Common Systemic Issues Leading to Disputes in Startups
Following is a list of very common systems that can lead to conflicts, particularly in high potential startups. Much of this information was researched and put together by Professor Noam Wasserman at the Harvard Business School. Also included is information from my work as a mediator with startup teams, helping teams understand how to end their repetitive destructive conflicts once and for all. The list is in no particular order of priority.
A huge amount of thought, research, time and effort went into building the list, and volumes have been written to support every point. However, the most powerful aspect of the list is that it actually exists. It is normal and predictable that any of these systems may lead to conflicts in your company. Knowing that others share similar challenges may help normalize what is happening on your team. What may be perceived as a problem with one person, vendor, investor, product, or department can take on a new light with this new information. Simply knowing that a system may be in play allows the team to look for it, identify it and deal with it rather than continue to be confused, angry, in avoidance, or just plain unable to act.

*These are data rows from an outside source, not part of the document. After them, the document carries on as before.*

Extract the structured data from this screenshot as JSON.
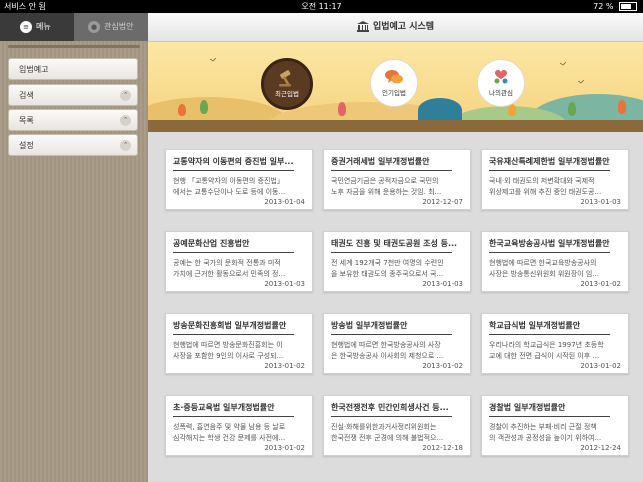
{
  "status_bar": {
    "carrier": "서비스 안 됨",
    "time": "오전 11:17",
    "battery": "72 %",
    "battery_level": 0.72
  },
  "sidebar": {
    "tabs": [
      {
        "label": "메뉴",
        "icon": "list-icon",
        "active": true
      },
      {
        "label": "관심법안",
        "icon": "person-icon",
        "active": false
      }
    ],
    "items": [
      {
        "label": "입법예고",
        "chevron": false
      },
      {
        "label": "검색",
        "chevron": true
      },
      {
        "label": "목록",
        "chevron": true
      },
      {
        "label": "설정",
        "chevron": true
      }
    ]
  },
  "header": {
    "title": "입법예고 시스템",
    "icon": "capitol-building-icon"
  },
  "banner": {
    "buttons": [
      {
        "label": "최근입법",
        "icon": "gavel-icon",
        "active": true
      },
      {
        "label": "인기입법",
        "icon": "chat-bubbles-icon",
        "active": false
      },
      {
        "label": "나의관심",
        "icon": "heart-person-icon",
        "active": false
      }
    ]
  },
  "cards": [
    {
      "title": "교통약자의 이동편의 증진법 일부...",
      "body1": "현행 「교통약자의 이동편의 증진법」",
      "body2": "에서는 교통수단이나 도로 등에 이동...",
      "date": "2013-01-04"
    },
    {
      "title": "증권거래세법 일부개정법률안",
      "body1": "국민연금기금은 공적자금으로 국민의",
      "body2": "노후 자금을 위해 운용하는 것임. 최...",
      "date": "2012-12-07"
    },
    {
      "title": "국유재산특례제한법 일부개정법률안",
      "body1": "국내·외 태권도의 저변확대와 국제적",
      "body2": "위상제고를 위해 추진 중인 태권도공...",
      "date": "2013-01-03"
    },
    {
      "title": "공예문화산업 진흥법안",
      "body1": "공예는 한 국가의 문화적 전통과 미적",
      "body2": "가치에 근거한 활동으로서 민족의 정...",
      "date": "2013-01-03"
    },
    {
      "title": "태권도 진흥 및 태권도공원 조성 등...",
      "body1": "전 세계 192개국 7천만 여명의 수련인",
      "body2": "을 보유한 태권도의 종주국으로서 국...",
      "date": "2013-01-03"
    },
    {
      "title": "한국교육방송공사법 일부개정법률안",
      "body1": "현행법에 따르면 한국교육방송공사의",
      "body2": "사장은 방송통신위원회 위원장이 임...",
      "date": "2013-01-02"
    },
    {
      "title": "방송문화진흥회법 일부개정법률안",
      "body1": "현행법에 따르면 방송문화진흥회는 이",
      "body2": "사장을 포함한 9인의 이사로 구성되...",
      "date": "2013-01-02"
    },
    {
      "title": "방송법 일부개정법률안",
      "body1": "현행법에 따르면 한국방송공사의 사장",
      "body2": "은 한국방송공사 이사회의 제청으로 ...",
      "date": "2013-01-02"
    },
    {
      "title": "학교급식법 일부개정법률안",
      "body1": "우리나라의 학교급식은 1997년 초등학",
      "body2": "교에 대한 전면 급식이 시작된 이후 ...",
      "date": "2013-01-02"
    },
    {
      "title": "초·중등교육법 일부개정법률안",
      "body1": "성폭력, 흡연음주 및 약물 남용 등 날로",
      "body2": "심각해지는 학생 건강 문제를 사전에...",
      "date": "2013-01-02"
    },
    {
      "title": "한국전쟁전후 민간인희생사건 등...",
      "body1": "진실·화해를위한과거사정리위원회는",
      "body2": "한국전쟁 전후 군경에 의해 불법적으...",
      "date": "2012-12-18"
    },
    {
      "title": "경찰법 일부개정법률안",
      "body1": "경찰이 추진하는 부패·비리 근절 정책",
      "body2": "의 객관성과 공정성을 높이기 위하여...",
      "date": "2012-12-24"
    }
  ]
}
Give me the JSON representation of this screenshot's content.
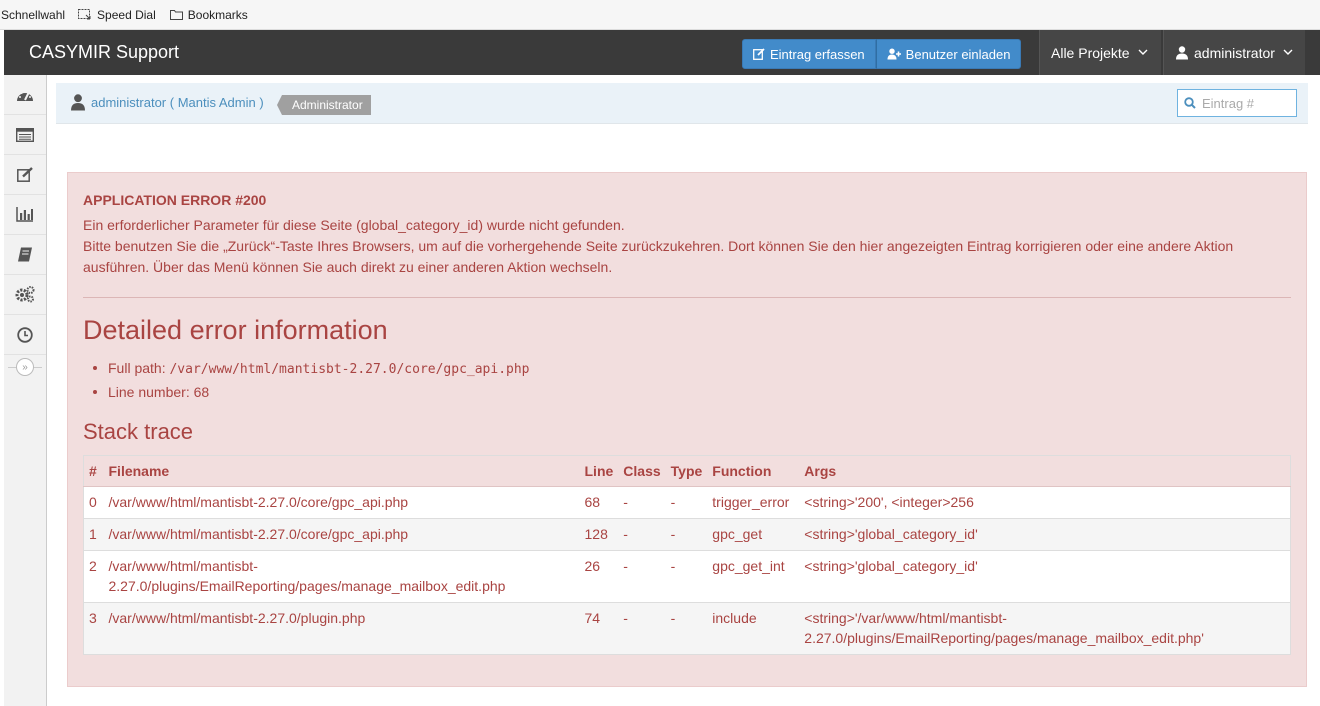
{
  "bookmarks": {
    "items": [
      "Schnellwahl",
      "Speed Dial",
      "Bookmarks"
    ]
  },
  "navbar": {
    "brand": "CASYMIR Support",
    "report_button": "Eintrag erfassen",
    "invite_button": "Benutzer einladen",
    "projects_dropdown": "Alle Projekte",
    "user_dropdown": "administrator"
  },
  "sidebar": {
    "icons": [
      "dashboard-icon",
      "view-issues-icon",
      "report-issue-icon",
      "summary-icon",
      "changelog-icon",
      "manage-icon",
      "timeline-icon"
    ]
  },
  "breadcrumb": {
    "user": "administrator ( Mantis Admin )",
    "access_level": "Administrator",
    "search_placeholder": "Eintrag #"
  },
  "error": {
    "title": "APPLICATION ERROR #200",
    "message_1": "Ein erforderlicher Parameter für diese Seite (global_category_id) wurde nicht gefunden.",
    "message_2": "Bitte benutzen Sie die „Zurück“-Taste Ihres Browsers, um auf die vorhergehende Seite zurückzukehren. Dort können Sie den hier angezeigten Eintrag korrigieren oder eine andere Aktion ausführen. Über das Menü können Sie auch direkt zu einer anderen Aktion wechseln.",
    "detail_heading": "Detailed error information",
    "full_path_label": "Full path:",
    "full_path_value": "/var/www/html/mantisbt-2.27.0/core/gpc_api.php",
    "line_number_label": "Line number:",
    "line_number_value": "68",
    "stack_heading": "Stack trace"
  },
  "stack_table": {
    "headers": [
      "#",
      "Filename",
      "Line",
      "Class",
      "Type",
      "Function",
      "Args"
    ],
    "rows": [
      [
        "0",
        "/var/www/html/mantisbt-2.27.0/core/gpc_api.php",
        "68",
        "-",
        "-",
        "trigger_error",
        "<string>'200', <integer>256"
      ],
      [
        "1",
        "/var/www/html/mantisbt-2.27.0/core/gpc_api.php",
        "128",
        "-",
        "-",
        "gpc_get",
        "<string>'global_category_id'"
      ],
      [
        "2",
        "/var/www/html/mantisbt-2.27.0/plugins/EmailReporting/pages/manage_mailbox_edit.php",
        "26",
        "-",
        "-",
        "gpc_get_int",
        "<string>'global_category_id'"
      ],
      [
        "3",
        "/var/www/html/mantisbt-2.27.0/plugin.php",
        "74",
        "-",
        "-",
        "include",
        "<string>'/var/www/html/mantisbt-2.27.0/plugins/EmailReporting/pages/manage_mailbox_edit.php'"
      ]
    ]
  }
}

Two Elements that Enable System Issues to Escalate Into Disputes
Lack of Awareness of Systemic Issues
Complexities in human interactions often add to the confusion when trying to identify exactly what underlying issues are causing problems. Not properly identifying the underlying cause makes it very difficult to solve the problem in the long term. As the conflict grows and manifests itself in more and more of the team dynamics, the system becomes harder and harder to recognize and act upon. Common predictable behaviors like in-group/out-group forming, singling out individuals for blame, and increasing attrition, to name a few, start to forecast bigger troubles ahead. Short-term fixes may mask the issue and cover the symptoms for a while, but in most cases the problems will resurface with vigor.
Relationship management and avoiding conflict will often trump the need to deal with a growing conflict and find the system behind it. “Co-founders with prior social relationships are often the least likely to deal with the elephants in the room.”(Wasserman) and “Partners with prior business relations and strangers working together are more likely to address rising conflicts than family/friends.” (Wasserman) One of our key human cooperation attributes is being able to look the other way and not let small conflicts and offenses spiral into bigger ones. This same behavior can also bite us in the rear when we allow small conflicts to fester and turn into bigger ones.
Finding the System
A curious team will ideally catch warning signs early and come together to both identify what is underlying their conflict and take appropriate steps to eliminate or change the system causing the problem. Such a team has consistently strong leadership and open, trusting, forward-looking communication among most members. They are able to see the team’s underlying foundation, identify what is happening, and quickly act to change it.
Teams that have been in the weeds of conflict for a long time, or have less experienced people, will need a more process-oriented way of discovering the system. Conflict mapping, where a qualified insider or outsider investigates and develops a “map” of what is happening, is a common first step to a solution. Bringing that information to the team in a way that it can be heard, adjusted as needed, and then brought to an agreed upon action is a natural second step.
Actions to Take
If you walk away with nothing else from this post, remember that when you spot a conflict that is escalating:
Remain curious at all times.
Recognize that a conflict-causing system could be at play in your team.
Identify that system.
Take action to change the situation.